Aku mencintaimu, Sayang. Selalu.

Kamis, 06 Juni 2013

Salahkah Jika Aku Masih Menggantungkan Harapanku Padamu?

Aku selalu memulainya dengan tangisan setiap kali aku mengingatmu. Salahkah jika aku masih menggantungkan harapanku padamu? Hidupku terasa begitu hampa kini, tanpamu di sisiku. Aku merindukan hangatnya setiap obrolan yang kita lewati. Begitu nyaman rasanya menghabiskan waktu bersamamu. Semua terasa indah.....dulu. Sebelum akhirnya aku merasakan kehilangan. Aku merindukanmu, lagi. Aku ingin berbagi banyak cerita lagi denganmu.

Begitu banyak hal yang kupikirkan. Semua tentangmu. Aku tak pernah siap melihatmu bersama oranglain. Aku tak pernah siap untuk merelakan kamu bersama oranglain. Aku memang tidak punya hak, jadi aku hanya bisa melihatmu bersamanya dari jauh. Aku selalu membayangkan dan bertanya-tanya, adakah satu nama di hatimu? Apakah itu aku?

Aku memang terlalu bodoh untuk memperjuangkan cinta ini. Rasa gengsiku terlalu tinggi untuk membiarkan kamu pergi tanpa pernah memintamu kembali. Akupun terlalu tolol untuk tetap memilih menggantungkan harapanku padamu. Tapi, bukankah cinta memang harus diperjuangkan? 

Terlalu banyak pertanyaan yang tidak dapat kutanyakan padamu. Saat ini, aku tak tahu disebut apa perasaan ini. Aku merindukanmu, menginginkanmu kembali, tapi aku benci saat kamu meninggalkanku, hati ini sakit, tapi aku tetap mencintaimu, aku takkan pernah bisa melihatmu bersama oranglain.

Aku memang egois. Aku ingin menjadi satu-satunya orang yang menjadi alasan mengapa kaubegitu bahagia. Aku ingin memilikimu, tanpa ada seorangpun yang bisa memilikimu. Tapi, bukankah cinta itu memang egois?

Hari demi hari telah kulewati tanpamu. Tawa ini tidak serenyah saat bersamamu. Hati ini tak lagi segembira saat kita bersama. Mata ini terus meneteskan air, air kesedihan tentunya. Tidak bisakah kita mengulang semuanya tanpa memiliki akhir yang buruk?

Aku sangat senang kita pernah terlibat pertemuan singkat.
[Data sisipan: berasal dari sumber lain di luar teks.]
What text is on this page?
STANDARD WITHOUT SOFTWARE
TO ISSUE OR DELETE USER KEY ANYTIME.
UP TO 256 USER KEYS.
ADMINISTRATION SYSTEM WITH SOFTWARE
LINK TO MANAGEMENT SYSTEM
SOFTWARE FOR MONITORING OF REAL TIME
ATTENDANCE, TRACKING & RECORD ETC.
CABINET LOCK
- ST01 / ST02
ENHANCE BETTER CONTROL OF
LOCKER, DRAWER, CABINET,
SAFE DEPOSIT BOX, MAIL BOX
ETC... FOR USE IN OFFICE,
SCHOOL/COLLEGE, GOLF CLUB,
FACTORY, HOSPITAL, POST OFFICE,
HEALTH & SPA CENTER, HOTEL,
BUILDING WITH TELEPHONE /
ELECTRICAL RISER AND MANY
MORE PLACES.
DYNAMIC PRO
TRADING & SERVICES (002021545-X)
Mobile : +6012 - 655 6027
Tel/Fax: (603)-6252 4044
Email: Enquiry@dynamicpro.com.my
Bahkan, aku terlibat dalam perasaan cinta. Aku, bukan kita. Aku tak pernah tahu apakah kamu merasakan getaran yang sama atau tidak. Tapi, tidak mungkin kamu tidak mengetahui bahwa aku tergila-gila padamu. Tidak mungkin kamu tidak menyadari bahwa aku mencintaimu. Tidakkah kamu merasakannya lewat pelukanku? Tidakkah kamu merasakannya lewat genggaman tanganku? Apakah kamu tidak sepeka yang aku kira sampai-sampai kamu tidak dapat merasakannya.
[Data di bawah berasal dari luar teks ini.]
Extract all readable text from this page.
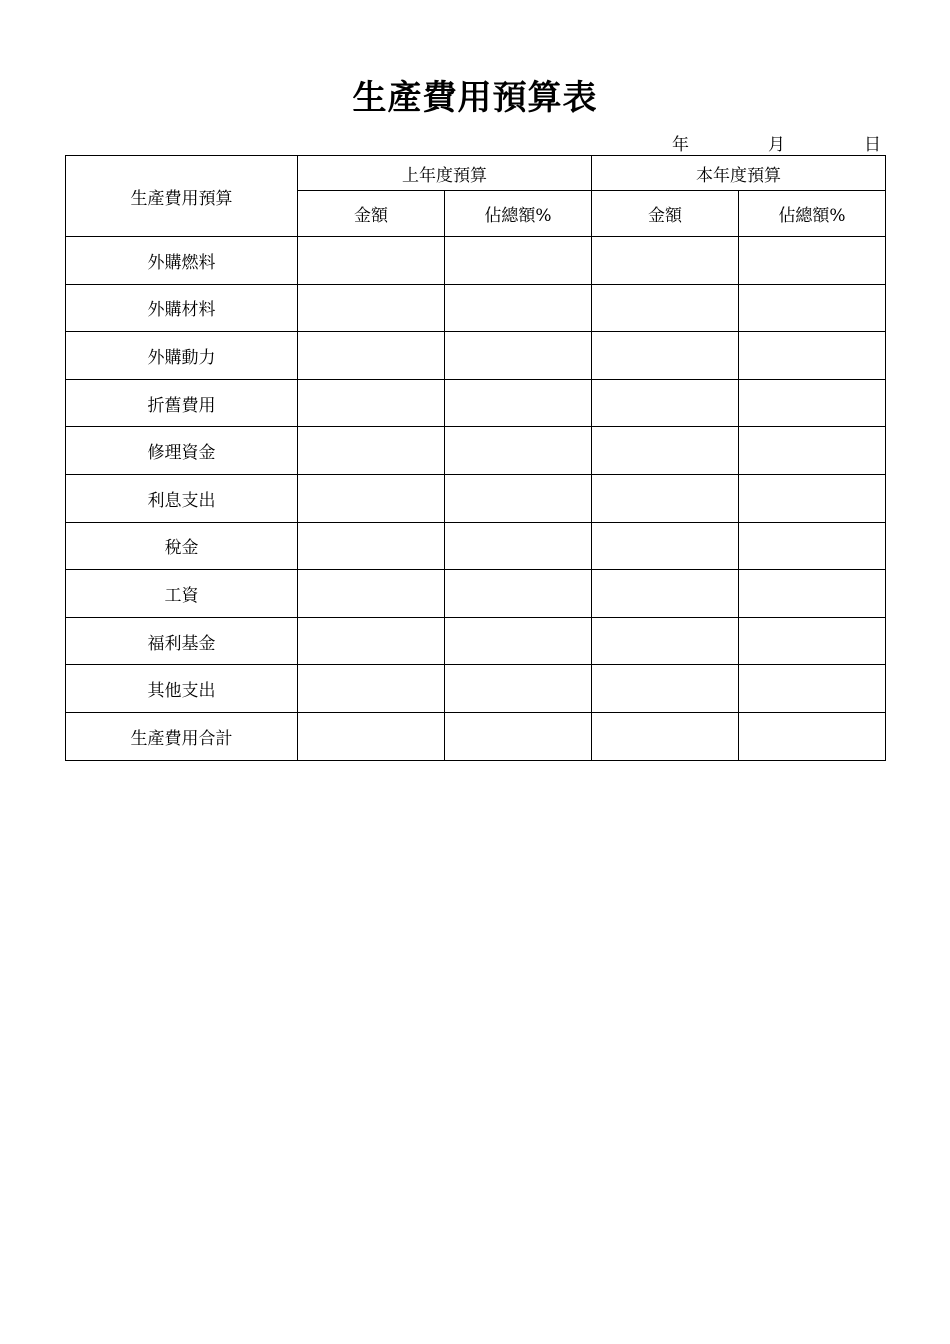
生產費用預算表
年	月	日
生產費用預算	上年度預算		本年度預算	
	金額	佔總額%	金額	佔總額%
外購燃料				
外購材料				
外購動力				
折舊費用				
修理資金				
利息支出				
稅金				
工資				
福利基金				
其他支出				
生產費用合計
Aku takut kamu takkan pernah kembali. Aku takut kamu benar-benar pergi tanpa pernah memutar balik dan kembali ke pelukanku. Aku takut ada seseorang di hatimu, dan itu bukan aku. Masih banyak lagi ketakutan yang aku rasakan. Aku selalu berfikir, salahkah aku jika masih menunggumu? Salahkah aku jika masih menggantungkan harapanku padamu?

Minggu, 02 Juni 2013

Tahukah Kamu Rasanya Menahan Tangis dalam Kerinduan?

Setiap hari, aku terpaku menatap layar monitor. Menunggu kabarmu, meskipun hanya dalam pesan singkat atau mungkin lewat chatting. Dari hari ke hari kumenunggu, tak satupun kabar yang kudapat. Begitu tidak pentingkah aku bagimu? Begitu tidak berkesankah kenangan kita selama ini? Tidakkah kamu merindukanku seperti aku merindukanmu?


Dulu, kaulah satu-satunya orang yang bisa membuatku tersenyum ketika menerima pesan singkat darimu. Terlalu banyak gurauan, aku menyukainya. Apapun itu, jika bersamamu, aku pasti menyukainya.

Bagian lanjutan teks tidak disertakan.